# Metalized, Non-Fabric backed, Problems w/ strechmarks



## DoneRightTom (Mar 6, 2010)

Hey Y'all
New here, looking for some wisdom.
I've been hanging some Commercial, Non-Woven Backed, Metalized Silver Wallcovering with a Mylar coated surface.
Using my Pastemate, conventional booking tec.,11 foot sheets, off a sizzorlift, I'm getting some consistant, and some randomly located "strechmarks" in the paper when I smooth it on the wall, that were not there when I pulled the sheet, and they won't lay down! It's like a piece of trash under the paper, but it's only air, and not a bubble, Bout the size of a B-B !
Other than pasting the wall, and setting the bolt of material on the floor and pulling it up dry, anything I can do to solve the problem?
How do Y'all hang a sheet like that?
Tom


----------



## Wallpaper Gypsy (Feb 22, 2010)

Find a hot wire coming out of the wall... strip it back about 6 inches- Put your ladder in bucket of water- tape your sponge to your head with duct tape- climb your ladder and drop your strip making sure that you hit the wire you have stripped back coming out of the wall. It's guaranteed!

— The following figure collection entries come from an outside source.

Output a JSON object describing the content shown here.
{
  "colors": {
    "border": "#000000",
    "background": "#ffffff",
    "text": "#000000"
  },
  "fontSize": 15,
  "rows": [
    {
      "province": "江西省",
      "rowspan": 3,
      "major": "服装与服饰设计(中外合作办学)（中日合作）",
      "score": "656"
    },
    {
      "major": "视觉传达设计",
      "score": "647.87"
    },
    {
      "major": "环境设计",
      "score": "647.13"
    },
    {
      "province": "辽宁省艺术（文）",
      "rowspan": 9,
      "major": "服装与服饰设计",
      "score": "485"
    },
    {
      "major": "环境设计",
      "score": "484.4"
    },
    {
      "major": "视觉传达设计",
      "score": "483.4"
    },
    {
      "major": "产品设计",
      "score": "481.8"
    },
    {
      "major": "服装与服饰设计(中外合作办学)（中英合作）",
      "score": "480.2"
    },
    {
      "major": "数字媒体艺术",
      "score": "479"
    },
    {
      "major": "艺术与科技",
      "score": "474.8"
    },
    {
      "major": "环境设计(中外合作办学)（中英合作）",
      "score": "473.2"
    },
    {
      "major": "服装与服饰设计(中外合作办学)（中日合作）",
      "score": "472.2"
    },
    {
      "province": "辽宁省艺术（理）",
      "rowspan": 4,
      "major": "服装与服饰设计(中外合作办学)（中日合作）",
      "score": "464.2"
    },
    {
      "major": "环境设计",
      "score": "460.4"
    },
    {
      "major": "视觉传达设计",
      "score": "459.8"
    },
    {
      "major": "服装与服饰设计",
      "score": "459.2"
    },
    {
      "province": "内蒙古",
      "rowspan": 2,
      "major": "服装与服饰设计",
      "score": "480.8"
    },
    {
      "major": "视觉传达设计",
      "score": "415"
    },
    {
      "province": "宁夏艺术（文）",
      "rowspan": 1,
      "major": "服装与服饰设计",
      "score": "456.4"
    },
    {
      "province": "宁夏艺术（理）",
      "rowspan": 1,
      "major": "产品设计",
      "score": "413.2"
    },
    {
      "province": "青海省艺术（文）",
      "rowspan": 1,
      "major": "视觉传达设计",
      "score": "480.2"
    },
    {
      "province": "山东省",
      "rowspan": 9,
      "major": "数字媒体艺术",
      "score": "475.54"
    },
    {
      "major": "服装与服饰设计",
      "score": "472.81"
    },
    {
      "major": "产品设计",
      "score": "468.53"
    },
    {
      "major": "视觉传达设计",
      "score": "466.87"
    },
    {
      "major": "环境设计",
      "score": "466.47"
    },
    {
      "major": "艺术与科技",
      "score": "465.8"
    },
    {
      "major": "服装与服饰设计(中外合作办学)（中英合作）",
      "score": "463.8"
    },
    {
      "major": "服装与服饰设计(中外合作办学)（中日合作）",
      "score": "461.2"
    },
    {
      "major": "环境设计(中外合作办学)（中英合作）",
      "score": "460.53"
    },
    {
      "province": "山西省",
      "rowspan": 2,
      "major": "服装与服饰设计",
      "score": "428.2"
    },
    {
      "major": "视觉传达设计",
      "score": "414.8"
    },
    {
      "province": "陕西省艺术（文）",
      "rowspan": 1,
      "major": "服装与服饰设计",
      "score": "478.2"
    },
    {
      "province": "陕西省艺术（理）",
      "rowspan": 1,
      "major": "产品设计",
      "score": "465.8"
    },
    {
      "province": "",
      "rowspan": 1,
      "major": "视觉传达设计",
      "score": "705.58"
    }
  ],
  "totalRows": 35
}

Nah really you might try double pasting. Roll a very thin diluted coat of paste on the wall and if you have a helper try dropping the strips in stages so you don't yank it.


----------



## Wallpaper Gypsy (Feb 22, 2010)

Oh.. and if it's a real problem, you could keep an iron and a towel with you. If you hit it at the right time when the paste is really tacky, put the towel over the material and iron it out. It might work.


----------



## DoneRightTom (Mar 6, 2010)

Thanks Sam

I've got a Heat Gun, but I haven't tried using it on the Metalized Paper.
I could warm it up good and hold it to the wall as if I had a Iron on it.
The Contracter Superintendant hung standards on a section of this paper incorrectly, so I'm going to have another shot at about 14 feet of wall again.
He came to me and asked If I could repair some holes in the Siver Paper, I said meybe, depending on how big, and how many, He said oh they are real small, about 1/8 inch, but there is about 80 of them ! I said sorry, best thing to do is give that section a decent burial.

 Tom


----------



## daArch (Mar 15, 2008)

Tom,

You asked me to offer an opinion, but I'm sorry, I do not handle commercial goods. So I got nothing.


----------



## chrisn (Jul 15, 2007)

Sounds like the jokester samk069 had the right answers, but like Mr.Bill I do not do commercial either.:whistling2:


----------



## rmasula (Apr 7, 2010)

*try dry hanging*

I hang the nonwoven by pasting the wall, letting it get tacky then dry hanging.I've been hanging the nonwoven backing that way for a while.fewer bubbles , no stretch marks. I've been hanging the foils with much success.


----------